The expelled Banu Dānis withdrew in 877 first to Lisbon, then to Alcácer do Sal (al-Kasr Abī Dānis, i.e. "castle of Banū Abī Dānis"). Then, in 888, they also revolted against the usurpation of the throne by the Emir Abdullah ibn Muhammad al-Umawi (as did the Banū Khalī, another clan of 'Awsāǧa, who rose in the south of Andalusia and joined the rebellion of Umar ibn Hafsun). From Alcácer do Sal, the Banū Dānis under Adānis' son Mas'ūd Ibn Abī Dānis (Mas'ūd Ibn Adānis) were able to expand their power and extend it again over Lisbon. Far away from Córdoba they dominated in the meantime at least the entire Estremadura or approximately the area of today's districts Lisbon and Setúbal.

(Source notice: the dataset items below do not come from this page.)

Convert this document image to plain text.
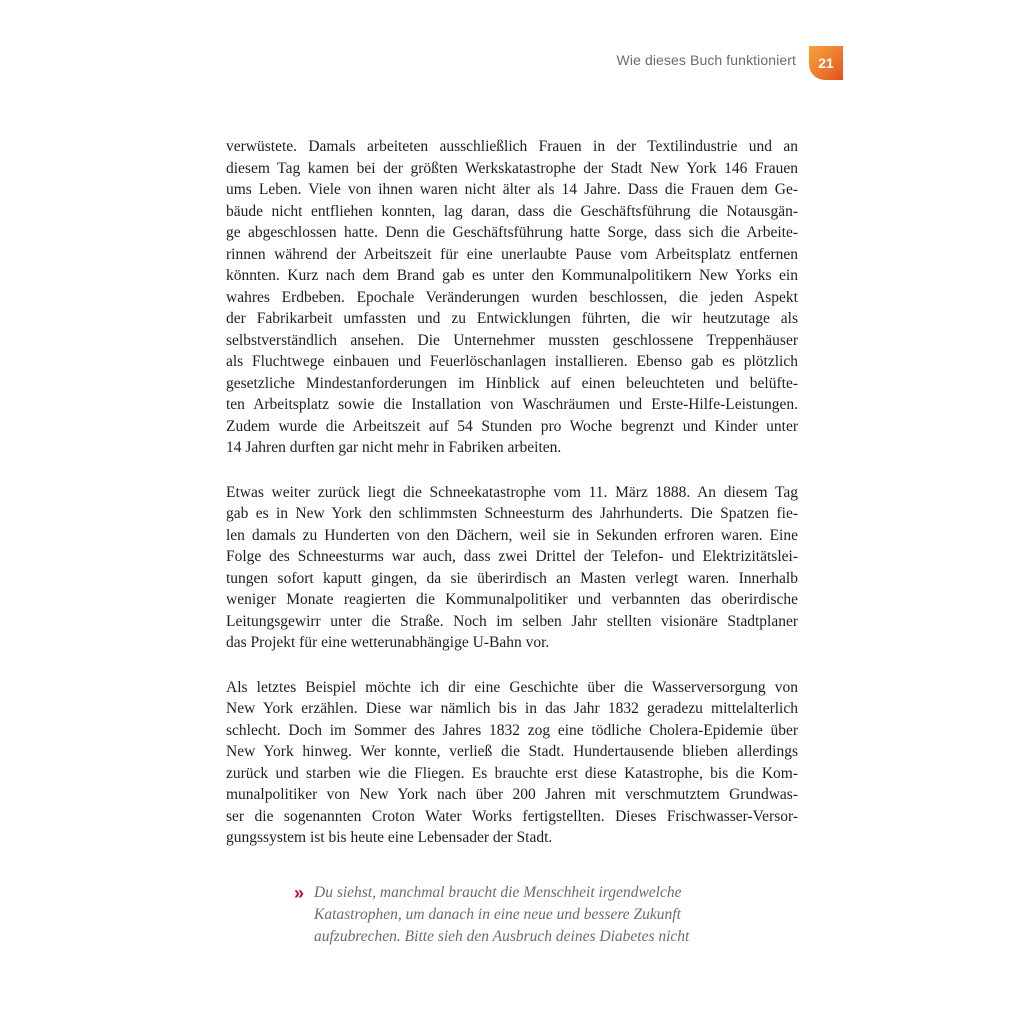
Wie dieses Buch funktioniert 21

verwüstete. Damals arbeiteten ausschließlich Frauen in der Textilindustrie und an
diesem Tag kamen bei der größten Werkskatastrophe der Stadt New York 146 Frauen
ums Leben. Viele von ihnen waren nicht älter als 14 Jahre. Dass die Frauen dem Ge-
bäude nicht entfliehen konnten, lag daran, dass die Geschäftsführung die Notausgän-
ge abgeschlossen hatte. Denn die Geschäftsführung hatte Sorge, dass sich die Arbeite-
rinnen während der Arbeitszeit für eine unerlaubte Pause vom Arbeitsplatz entfernen
könnten. Kurz nach dem Brand gab es unter den Kommunalpolitikern New Yorks ein
wahres Erdbeben. Epochale Veränderungen wurden beschlossen, die jeden Aspekt
der Fabrikarbeit umfassten und zu Entwicklungen führten, die wir heutzutage als
selbstverständlich ansehen. Die Unternehmer mussten geschlossene Treppenhäuser
als Fluchtwege einbauen und Feuerlöschanlagen installieren. Ebenso gab es plötzlich
gesetzliche Mindestanforderungen im Hinblick auf einen beleuchteten und belüfte-
ten Arbeitsplatz sowie die Installation von Waschräumen und Erste-Hilfe-Leistungen.
Zudem wurde die Arbeitszeit auf 54 Stunden pro Woche begrenzt und Kinder unter
14 Jahren durften gar nicht mehr in Fabriken arbeiten.

Etwas weiter zurück liegt die Schneekatastrophe vom 11. März 1888. An diesem Tag
gab es in New York den schlimmsten Schneesturm des Jahrhunderts. Die Spatzen fie-
len damals zu Hunderten von den Dächern, weil sie in Sekunden erfroren waren. Eine
Folge des Schneesturms war auch, dass zwei Drittel der Telefon- und Elektrizitätslei-
tungen sofort kaputt gingen, da sie überirdisch an Masten verlegt waren. Innerhalb
weniger Monate reagierten die Kommunalpolitiker und verbannten das oberirdische
Leitungsgewirr unter die Straße. Noch im selben Jahr stellten visionäre Stadtplaner
das Projekt für eine wetterunabhängige U-Bahn vor.

Als letztes Beispiel möchte ich dir eine Geschichte über die Wasserversorgung von
New York erzählen. Diese war nämlich bis in das Jahr 1832 geradezu mittelalterlich
schlecht. Doch im Sommer des Jahres 1832 zog eine tödliche Cholera-Epidemie über
New York hinweg. Wer konnte, verließ die Stadt. Hundertausende blieben allerdings
zurück und starben wie die Fliegen. Es brauchte erst diese Katastrophe, bis die Kom-
munalpolitiker von New York nach über 200 Jahren mit verschmutztem Grundwas-
ser die sogenannten Croton Water Works fertigstellten. Dieses Frischwasser-Versor-
gungssystem ist bis heute eine Lebensader der Stadt.

» Du siehst, manchmal braucht die Menschheit irgendwelche
Katastrophen, um danach in eine neue und bessere Zukunft
aufzubrechen. Bitte sieh den Ausbruch deines Diabetes nicht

After the suppression of the rebellions, the Banū Dānis were appointed as governors by the caliph Abd al-Rahman III: Mas'ūd's brother Yaḥyā Ibn Abī Dānis (Yaḥyā Ibn Adānis) became governor of Alcácer in 930 and his nephew 'Abd Allāh Ibn' Umar Ibn Abī Dānis became governor of Palmela or Setúbal. Almanzor eventually dismissed the Banū Dānis governors, and made Alcácer do Sal a base for campaigns to the north, in which 987 Coimbra was recaptured.